Amie Paige is a cognitive PhD student whose work is focused on using psycholinguistic approaches to examine complex, interactional situations. She graduated with a BA in Psychology in 2013 from Texas A&M University-Commerce before working for a Fortune 50 company as an data analyst. During her time in industry, she developed the technical acumen to analyze trends within big data, presented strategy recommendations to upper leadership, and observed the ways that biases shaped mindsets at all levels within the organization. Such observations inspired her to return to school to earn her MS in Psychology. Her research focused on examining linguistic behaviors within diverse collaborations and using machine learning techniques to study how language influences judgments of others. She left her industry role to pursue a PhD at Stony Brook University where she now studies how language is shaped by the constraints of speaker needs, listener needs, and situations. She hopes to continue to explore the roots of bias and ways of detecting it within language. Passionate about the power of data science, she aspires to use her training as a social scientist to improve educational and industrial spaces.

 

medhini

Medhini Urs
medhini.urs@stonybrook.edu
Psychology, Cognitive
Dr. Christian Luhmann

Medhini is a graduate student in Cognitive Science at Stony Brook University. She received her BS in Psychology from Florida Southern College. Her research interests include investigating the cognitive factors behind economic and social decision-making.

 

 

carl

Carl Wiedemann 
carl.wiedemann@stonybrook.edu
Psychology, Social & Health
Dr. Antonio Freitas

Carl Wiedemann is a Ph.D. student in the Social and Health Psychology Doctoral Program at Stony Brook University. In 2019, he graduated from the University at Buffalo with a B.A. with Honors in Psychology, and minors in Philosophy and Counseling.
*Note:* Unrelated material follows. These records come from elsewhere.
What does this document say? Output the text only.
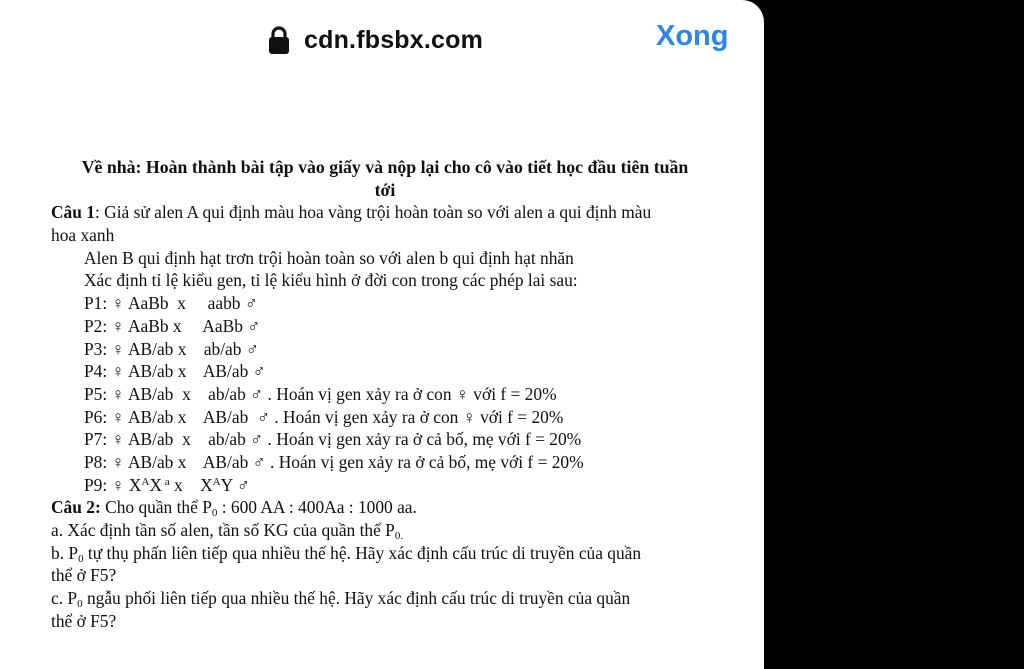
cdn.fbsbx.com	Xong
Về nhà: Hoàn thành bài tập vào giấy và nộp lại cho cô vào tiết học đầu tiên tuần
tới
Câu 1: Giả sử alen A qui định màu hoa vàng trội hoàn toàn so với alen a qui định màu
hoa xanh
Alen B qui định hạt trơn trội hoàn toàn so với alen b qui định hạt nhăn
Xác định tỉ lệ kiểu gen, tỉ lệ kiểu hình ở đời con trong các phép lai sau:
P1: ♀ AaBb  x     aabb ♂
P2: ♀ AaBb x     AaBb ♂
P3: ♀ AB/ab x    ab/ab ♂
P4: ♀ AB/ab x    AB/ab ♂
P5: ♀ AB/ab  x    ab/ab ♂ . Hoán vị gen xảy ra ở con ♀ với f = 20%
P6: ♀ AB/ab x    AB/ab  ♂ . Hoán vị gen xảy ra ở con ♀ với f = 20%
P7: ♀ AB/ab  x    ab/ab ♂ . Hoán vị gen xảy ra ở cả bố, mẹ với f = 20%
P8: ♀ AB/ab x    AB/ab ♂ . Hoán vị gen xảy ra ở cả bố, mẹ với f = 20%
P9: ♀ $X^AX$ $^a$ x    $X^AY$ ♂
Câu 2: Cho quần thể $P_0$ : 600 AA : 400Aa : 1000 aa.
a. Xác định tần số alen, tần số KG của quần thể $P_{0.}$
b. $P_0$ tự thụ phấn liên tiếp qua nhiều thế hệ. Hãy xác định cấu trúc di truyền của quần
thể ở F5?
c. $P_0$ ngẫu phối liên tiếp qua nhiều thế hệ. Hãy xác định cấu trúc di truyền của quần
thể ở F5?
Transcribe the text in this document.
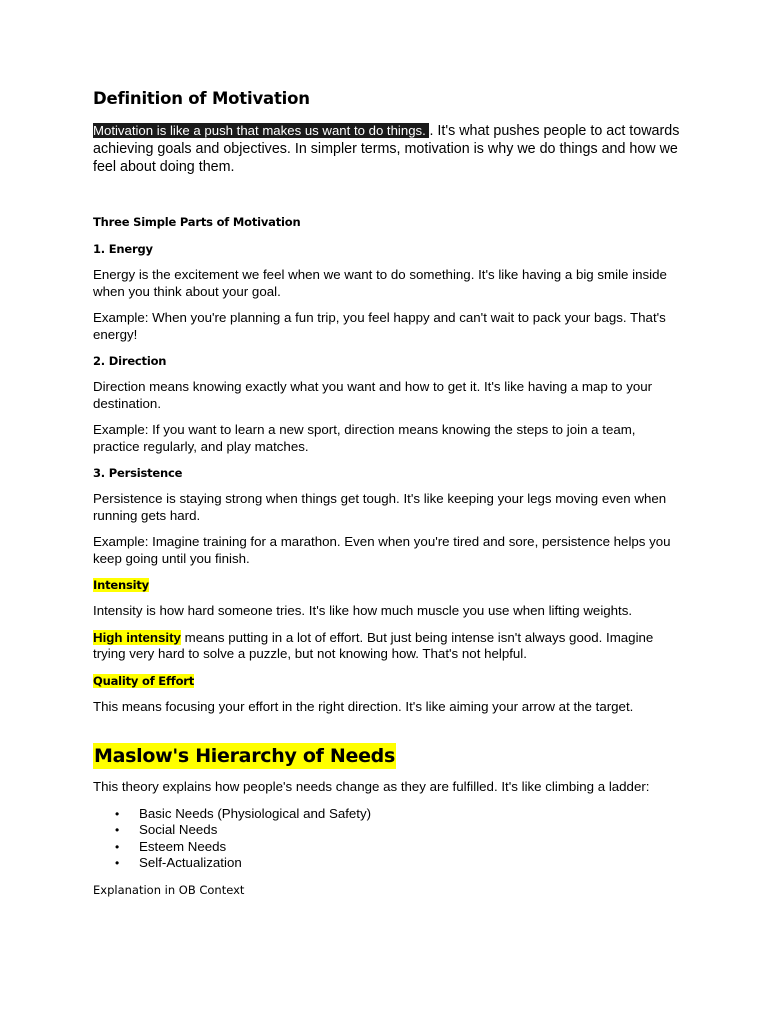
Definition of Motivation

Motivation is like a push that makes us want to do things. . It's what pushes people to act towards achieving goals and objectives. In simpler terms, motivation is why we do things and how we feel about doing them.

Three Simple Parts of Motivation

1. Energy

Energy is the excitement we feel when we want to do something. It's like having a big smile inside when you think about your goal.

Example: When you're planning a fun trip, you feel happy and can't wait to pack your bags. That's energy!

2. Direction

Direction means knowing exactly what you want and how to get it. It's like having a map to your destination.

Example: If you want to learn a new sport, direction means knowing the steps to join a team, practice regularly, and play matches.

3. Persistence

Persistence is staying strong when things get tough. It's like keeping your legs moving even when running gets hard.

Example: Imagine training for a marathon. Even when you're tired and sore, persistence helps you keep going until you finish.

Intensity

Intensity is how hard someone tries. It's like how much muscle you use when lifting weights.

High intensity means putting in a lot of effort. But just being intense isn't always good. Imagine trying very hard to solve a puzzle, but not knowing how. That's not helpful.

Quality of Effort

This means focusing your effort in the right direction. It's like aiming your arrow at the target.

Maslow's Hierarchy of Needs

This theory explains how people's needs change as they are fulfilled. It's like climbing a ladder:

• Basic Needs (Physiological and Safety)
• Social Needs
• Esteem Needs
• Self-Actualization

Explanation in OB Context
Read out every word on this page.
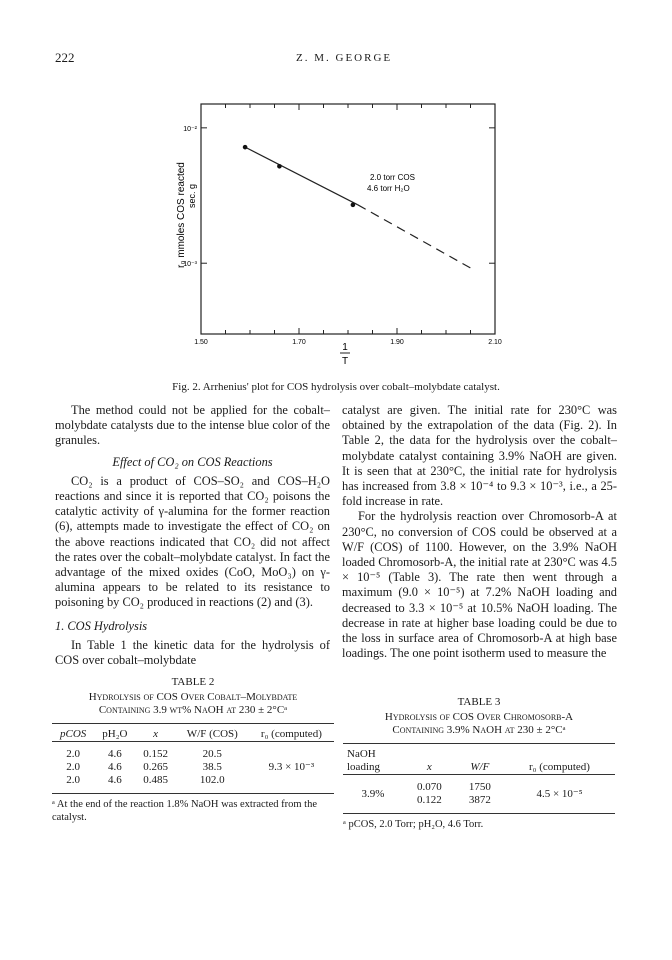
222	Z. M. GEORGE
1.50	1.70	1.90	2.10
10⁻²
10⁻³
2.0 torr COS
4.6 torr H₂O
r₀ mmoles COS reacted sec. g
1
T
Fig. 2. Arrhenius' plot for COS hydrolysis over cobalt–molybdate catalyst.

The method could not be applied for the cobalt–molybdate catalysts due to the intense blue color of the granules.

Effect of CO₂ on COS Reactions

CO₂ is a product of COS–SO₂ and COS–H₂O reactions and since it is reported that CO₂ poisons the catalytic activity of γ-alumina for the former reaction (6), attempts made to investigate the effect of CO₂ on the above reactions indicated that CO₂ did not affect the rates over the cobalt–molybdate catalyst. In fact the advantage of the mixed oxides (CoO, MoO₃) on γ-alumina appears to be related to its resistance to poisoning by CO₂ produced in reactions (2) and (3).

1. COS Hydrolysis

In Table 1 the kinetic data for the hydrolysis of COS over cobalt–molybdate

catalyst are given. The initial rate for 230°C was obtained by the extrapolation of the data (Fig. 2). In Table 2, the data for the hydrolysis over the cobalt–molybdate catalyst containing 3.9% NaOH are given. It is seen that at 230°C, the initial rate for hydrolysis has increased from 3.8 × 10⁻⁴ to 9.3 × 10⁻³, i.e., a 25-fold increase in rate.

For the hydrolysis reaction over Chromosorb-A at 230°C, no conversion of COS could be observed at a W/F (COS) of 1100. However, on the 3.9% NaOH loaded Chromosorb-A, the initial rate at 230°C was 4.5 × 10⁻⁵ (Table 3). The rate then went through a maximum (9.0 × 10⁻⁵) at 7.2% NaOH loading and decreased to 3.3 × 10⁻⁵ at 10.5% NaOH loading. The decrease in rate at higher base loading could be due to the loss in surface area of Chromosorb-A at high base loadings. The one point isotherm used to measure the

TABLE 2
Hydrolysis of COS Over Cobalt–Molybdate
Containing 3.9 wt% NaOH at 230 ± 2°Cᵃ
pCOS	pH₂O	x	W/F (COS)	r₀ (computed)
2.0	4.6	0.152	20.5	9.3 × 10⁻³
2.0	4.6	0.265	38.5	
2.0	4.6	0.485	102.0	

ᵃ At the end of the reaction 1.8% NaOH was extracted from the catalyst.
TABLE 3
Hydrolysis of COS Over Chromosorb-A
Containing 3.9% NaOH at 230 ± 2°Cᵃ
NaOH loading	x	W/F	r₀ (computed)
3.9%	0.070	1750	4.5 × 10⁻⁵
	0.122	3872	

ᵃ pCOS, 2.0 Torr; pH₂O, 4.6 Torr.
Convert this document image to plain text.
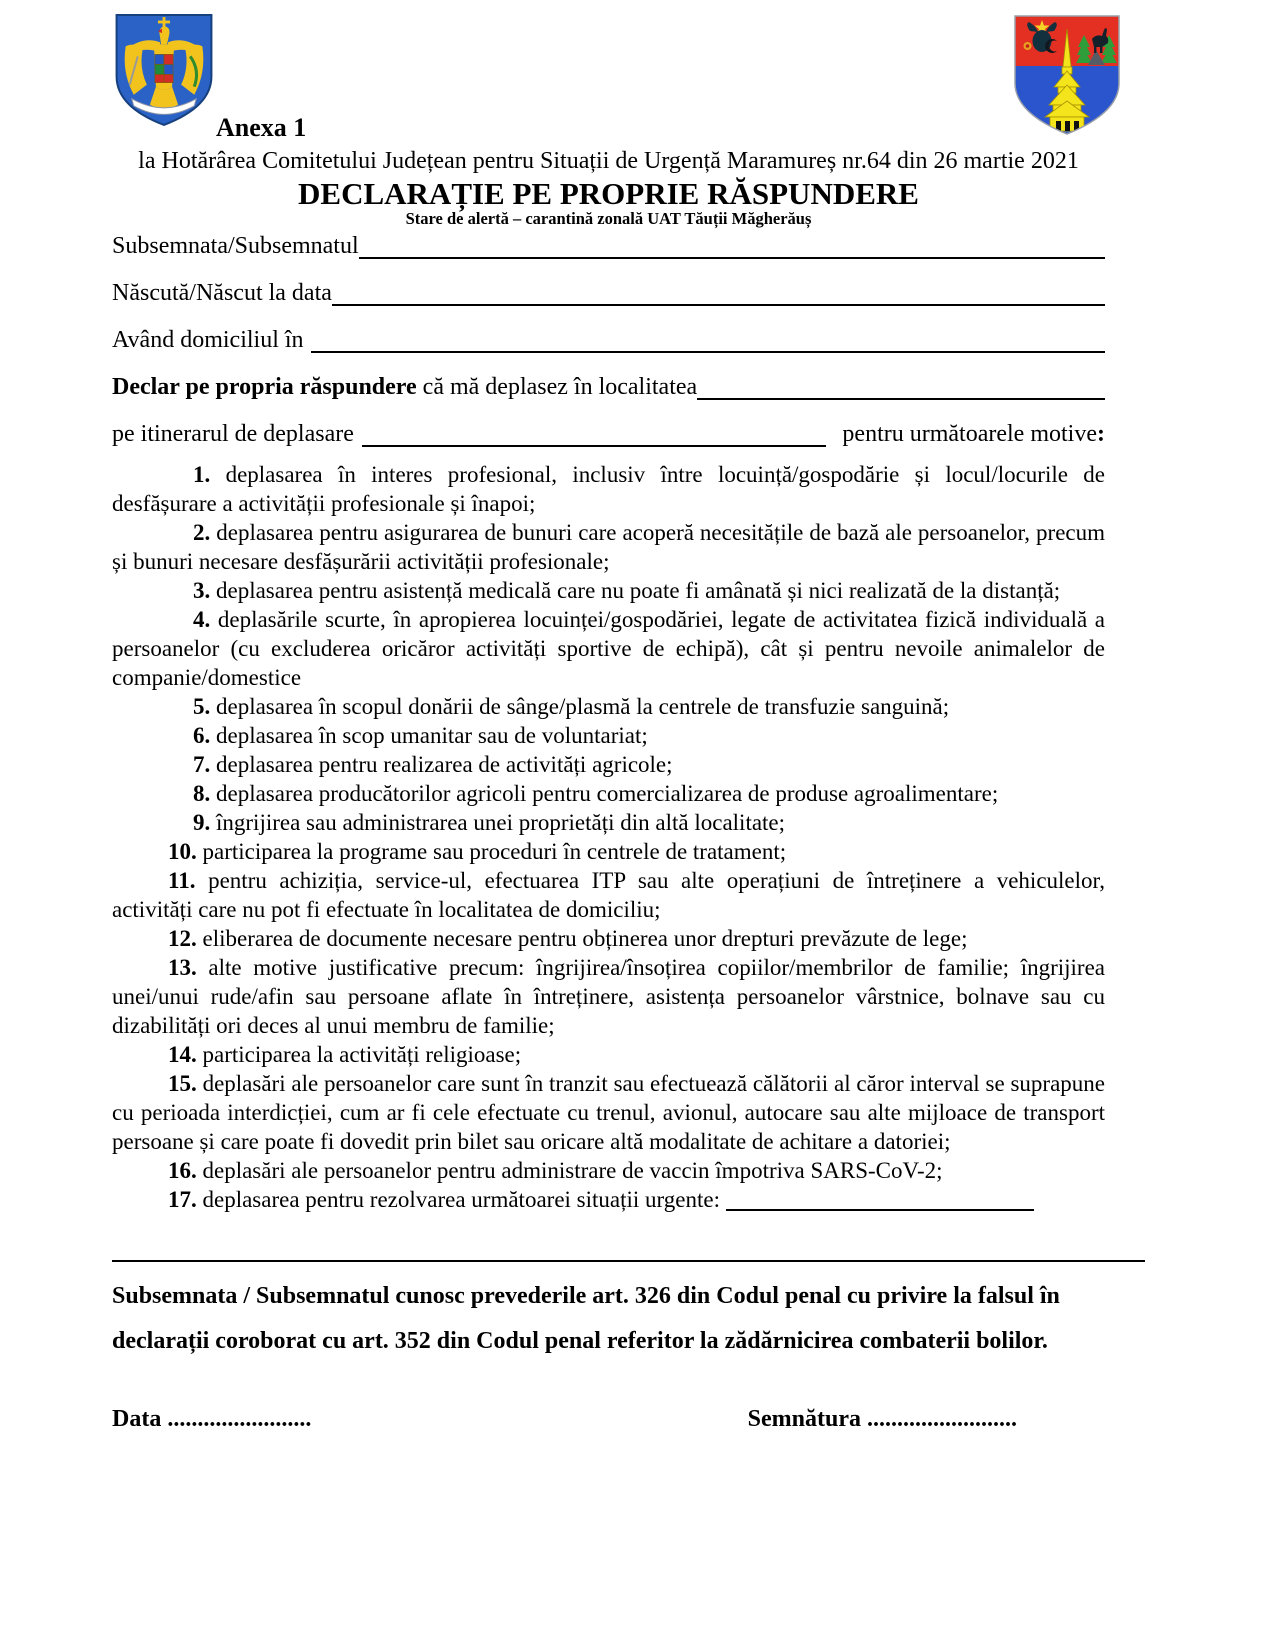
Anexa 1
la Hotărârea Comitetului Județean pentru Situații de Urgență Maramureș nr.64 din 26 martie 2021
DECLARAȚIE PE PROPRIE RĂSPUNDERE
Stare de alertă – carantină zonală UAT Tăuții Măgherăuș
Subsemnata/Subsemnatul
Născută/Născut la data
Având domiciliul în
Declar pe propria răspundere că mă deplasez în localitatea
pe itinerarul de deplasare	pentru următoarele motive:

1. deplasarea în interes profesional, inclusiv între locuință/gospodărie și locul/locurile de desfășurare a activității profesionale și înapoi;

2. deplasarea pentru asigurarea de bunuri care acoperă necesitățile de bază ale persoanelor, precum și bunuri necesare desfășurării activității profesionale;

3. deplasarea pentru asistență medicală care nu poate fi amânată și nici realizată de la distanță;

4. deplasările scurte, în apropierea locuinței/gospodăriei, legate de activitatea fizică individuală a persoanelor (cu excluderea oricăror activități sportive de echipă), cât și pentru nevoile animalelor de companie/domestice

5. deplasarea în scopul donării de sânge/plasmă la centrele de transfuzie sanguină;

6. deplasarea în scop umanitar sau de voluntariat;

7. deplasarea pentru realizarea de activități agricole;

8. deplasarea producătorilor agricoli pentru comercializarea de produse agroalimentare;

9. îngrijirea sau administrarea unei proprietăți din altă localitate;

10. participarea la programe sau proceduri în centrele de tratament;

11. pentru achiziția, service-ul, efectuarea ITP sau alte operațiuni de întreținere a vehiculelor, activități care nu pot fi efectuate în localitatea de domiciliu;

12. eliberarea de documente necesare pentru obținerea unor drepturi prevăzute de lege;

13. alte motive justificative precum: îngrijirea/însoțirea copiilor/membrilor de familie; îngrijirea unei/unui rude/afin sau persoane aflate în întreținere, asistența persoanelor vârstnice, bolnave sau cu dizabilități ori deces al unui membru de familie;

14. participarea la activități religioase;

15. deplasări ale persoanelor care sunt în tranzit sau efectuează călătorii al căror interval se suprapune cu perioada interdicției, cum ar fi cele efectuate cu trenul, avionul, autocare sau alte mijloace de transport persoane și care poate fi dovedit prin bilet sau oricare altă modalitate de achitare a datoriei;

16. deplasări ale persoanelor pentru administrare de vaccin împotriva SARS-CoV-2;

17. deplasarea pentru rezolvarea următoarei situații urgente:

Subsemnata / Subsemnatul cunosc prevederile art. 326 din Codul penal cu privire la falsul în declarații coroborat cu art. 352 din Codul penal referitor la zădărnicirea combaterii bolilor.

Data ........................	Semnătura .........................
Across separate investigations, Carl has studied bias in political ideologies, bias in information sampling, and bias in self-perceptions. Currently, he works in the Self-Regulation and Cognition Lab under the mentorship of Dr. Antonio Freitas. Carl’s ongoing research projects focus on the relationship between how people consider the future consequences of their actions and the subjective experience of behaving automatically. Automatic responses tend towards stereotyped judgements. Thus, a primary goal of Carl’s research is to identify psychological and contextual factors which can buffer against biased behavioral responses to situational cues. As Carl continues through his doctoral training, he is eager to gain formal education in computer science techniques through the BIAS-NRT program, which will grant him the tools necessary to continue addressing novel questions about the effects of bias on human behavior and perceptions.